The Oyster Girls, a Sonoma County traveling oyster bar, is aiming to put a touch of feminine class back into the North Bay oyster business, dishing out the popular mollusks with a dose of glamour.
Everything from the company's logo — an innocent-looking '40s-style pinup girl sitting on an oyster shell — to its charming owners, sisters Aluxa and Jazmine Lalicker, has a measure of modesty the duo say is an antidote to the oft-macho culture that has come to characterize the oyster.
At least that's how the Oyster Girls see it.
"We do try to bring femininity to the oyster, but we've worked really hard to keep it classy sexy," said Aluxa Lalicker, 33, who started the business about seven years ago.

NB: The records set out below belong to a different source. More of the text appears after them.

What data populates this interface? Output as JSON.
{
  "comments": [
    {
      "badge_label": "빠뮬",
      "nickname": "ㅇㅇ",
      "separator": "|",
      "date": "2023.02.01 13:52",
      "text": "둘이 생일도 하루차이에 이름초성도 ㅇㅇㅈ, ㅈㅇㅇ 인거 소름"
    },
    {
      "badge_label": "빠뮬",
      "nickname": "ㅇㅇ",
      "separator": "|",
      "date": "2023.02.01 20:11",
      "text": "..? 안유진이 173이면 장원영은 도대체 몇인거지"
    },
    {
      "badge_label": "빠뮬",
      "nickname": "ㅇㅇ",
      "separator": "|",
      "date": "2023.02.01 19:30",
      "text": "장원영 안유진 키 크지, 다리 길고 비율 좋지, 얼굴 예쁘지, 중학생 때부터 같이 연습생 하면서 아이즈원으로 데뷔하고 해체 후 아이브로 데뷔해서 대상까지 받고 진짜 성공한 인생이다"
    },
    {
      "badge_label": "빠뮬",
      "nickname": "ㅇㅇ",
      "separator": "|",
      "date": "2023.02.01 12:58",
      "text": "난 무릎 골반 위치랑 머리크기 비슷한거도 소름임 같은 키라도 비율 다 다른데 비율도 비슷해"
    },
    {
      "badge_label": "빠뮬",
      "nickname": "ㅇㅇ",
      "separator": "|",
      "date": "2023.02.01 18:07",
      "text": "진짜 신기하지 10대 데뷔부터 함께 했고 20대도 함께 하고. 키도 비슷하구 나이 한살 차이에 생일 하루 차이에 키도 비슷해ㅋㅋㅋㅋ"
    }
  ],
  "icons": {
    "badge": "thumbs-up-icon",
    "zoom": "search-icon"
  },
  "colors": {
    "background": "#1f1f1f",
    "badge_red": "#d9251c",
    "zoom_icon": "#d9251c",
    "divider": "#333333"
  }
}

"It always has a touch of class. I think of my grandmother and how they were sexy back in that era," she said.
In just a few short years, The Oyster Girls' list of clients has grown rapidly and includes the likes of Campo Fina restaurant in Healdsburg, Iron Horse Vineyards, Lagunitas and Jackson Family Wines.
The outfit recently signed a lease for a commercial kitchen in Petaluma, at the former location of Millie's Chili Bar on Petaluma Boulevard South.
The business has been hired by established caterers to do such events as the Neiman Marcus grand opening in Walnut Creek in 2012; a benefit dinner in 2013 for President Jimmy Carter's foundation at a private home in Saratoga, where Carter spoke; and an event honoring large donors of SFMOMA hosted at Yammer's San Francisco offices, with George Lucas as the guest of honor.
Currently run out of the Petaluma home of the two sisters and their mother, Joanne Lalicker, the business is a product of an entrepreneurial spirit and romantic impulse that have largely been a way of life for the family. In its simplest terms it is finding opportunity in the things you love to do.
Aluxa, whose name is derived from the Mayan word alux — a mythical spirit similar in mischievous antics to the Irish leprechaun — was born Cancun, Mexico and grew up in Playa del Carmen back when the now trendy tourist spot was a small fishing village.